I don’t think the STH categories are perfect, but they’ve got the best out there right now and had the balls to do it. They’re close but not perfect but online so I’d say we may as well use it as an industry. We’ll just have DPU in our RFP and if an OEM pitches an Intel FPGA IPU they’ll get a does not meet RFP requirements.
@TomK
Do you at least agree with my original claim that calling something a “data processing unit” is much too vague? Do you at least agree with my stance that companies ought to be more specific with the terminology they apply to these things? If so, where’s the problem in my ranting? Am I attacking the wrong thing here?

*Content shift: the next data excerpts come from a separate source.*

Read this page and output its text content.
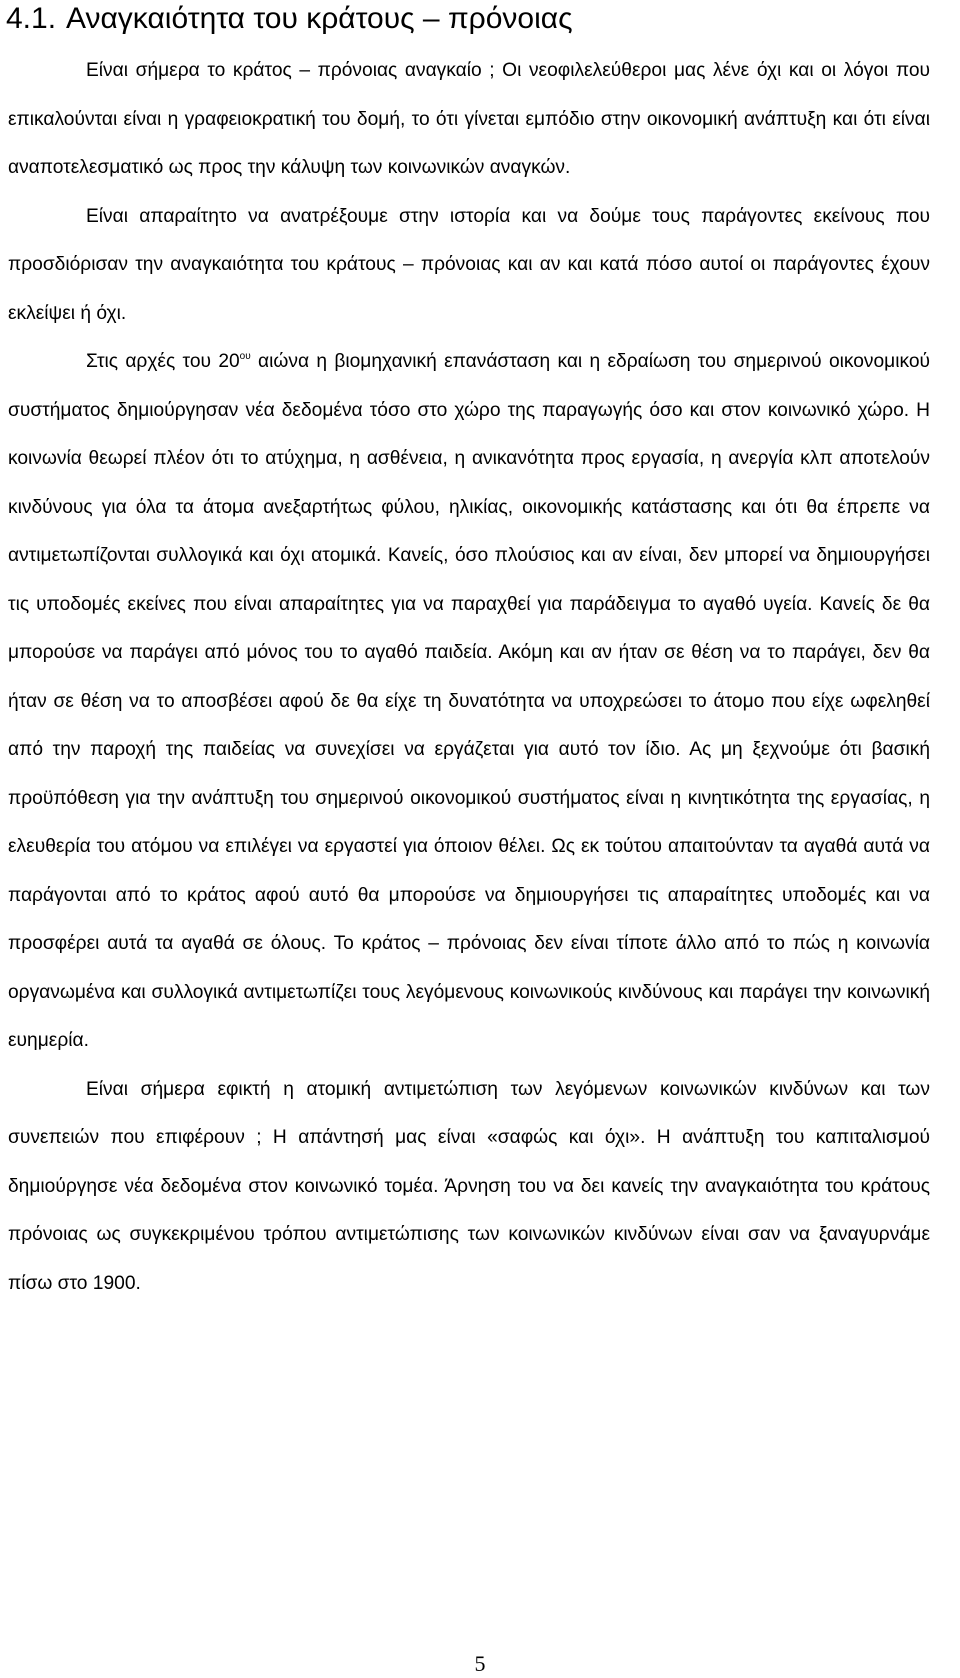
4.1. Αναγκαιότητα του κράτους – πρόνοιας

Είναι σήμερα το κράτος – πρόνοιας αναγκαίο ; Οι νεοφιλελεύθεροι μας λένε όχι και οι λόγοι που επικαλούνται είναι η γραφειοκρατική του δομή, το ότι γίνεται εμπόδιο στην οικονομική ανάπτυξη και ότι είναι αναποτελεσματικό ως προς την κάλυψη των κοινωνικών αναγκών.

Είναι απαραίτητο να ανατρέξουμε στην ιστορία και να δούμε τους παράγοντες εκείνους που προσδιόρισαν την αναγκαιότητα του κράτους – πρόνοιας και αν και κατά πόσο αυτοί οι παράγοντες έχουν εκλείψει ή όχι.

Στις αρχές του $20^{o\upsilon}$ αιώνα η βιομηχανική επανάσταση και η εδραίωση του σημερινού οικονομικού συστήματος δημιούργησαν νέα δεδομένα τόσο στο χώρο της παραγωγής όσο και στον κοινωνικό χώρο. Η κοινωνία θεωρεί πλέον ότι το ατύχημα, η ασθένεια, η ανικανότητα προς εργασία, η ανεργία κλπ αποτελούν κινδύνους για όλα τα άτομα ανεξαρτήτως φύλου, ηλικίας, οικονομικής κατάστασης και ότι θα έπρεπε να αντιμετωπίζονται συλλογικά και όχι ατομικά. Κανείς, όσο πλούσιος και αν είναι, δεν μπορεί να δημιουργήσει τις υποδομές εκείνες που είναι απαραίτητες για να παραχθεί για παράδειγμα το αγαθό υγεία. Κανείς δε θα μπορούσε να παράγει από μόνος του το αγαθό παιδεία. Ακόμη και αν ήταν σε θέση να το παράγει, δεν θα ήταν σε θέση να το αποσβέσει αφού δε θα είχε τη δυνατότητα να υποχρεώσει το άτομο που είχε ωφεληθεί από την παροχή της παιδείας να συνεχίσει να εργάζεται για αυτό τον ίδιο. Ας μη ξεχνούμε ότι βασική προϋπόθεση για την ανάπτυξη του σημερινού οικονομικού συστήματος είναι η κινητικότητα της εργασίας, η ελευθερία του ατόμου να επιλέγει να εργαστεί για όποιον θέλει. Ως εκ τούτου απαιτούνταν τα αγαθά αυτά να παράγονται από το κράτος αφού αυτό θα μπορούσε να δημιουργήσει τις απαραίτητες υποδομές και να προσφέρει αυτά τα αγαθά σε όλους. Το κράτος – πρόνοιας δεν είναι τίποτε άλλο από το πώς η κοινωνία οργανωμένα και συλλογικά αντιμετωπίζει τους λεγόμενους κοινωνικούς κινδύνους και παράγει την κοινωνική ευημερία.

Είναι σήμερα εφικτή η ατομική αντιμετώπιση των λεγόμενων κοινωνικών κινδύνων και των συνεπειών που επιφέρουν ; Η απάντησή μας είναι «σαφώς και όχι». Η ανάπτυξη του καπιταλισμού δημιούργησε νέα δεδομένα στον κοινωνικό τομέα. Άρνηση του να δει κανείς την αναγκαιότητα του κράτους πρόνοιας ως συγκεκριμένου τρόπου αντιμετώπισης των κοινωνικών κινδύνων είναι σαν να ξαναγυρνάμε πίσω στο 1900.

5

Also, can you give me, a tech enthusiast, a GOOD REASON why these “DPU” things need so many cores? I mean, 8+ to 16+ cores seems patently insane for something whose main purpose for being is I/O communications and management. At some point why stick one of these inside your server? Just buy yet another server and dedicate it to this task exclusively. Will I be wrong to claim that this might, just might, represent a HUGE waste of technology anyway? Why do we need this in the first place when you’re gonna have 256+ core main CPUs anyway? Is it really that big an issue to have some of those cores tied up in management and I/O functions? Maybe I’m missing every point. I don’t do this for a living. Sorry for being such a pain.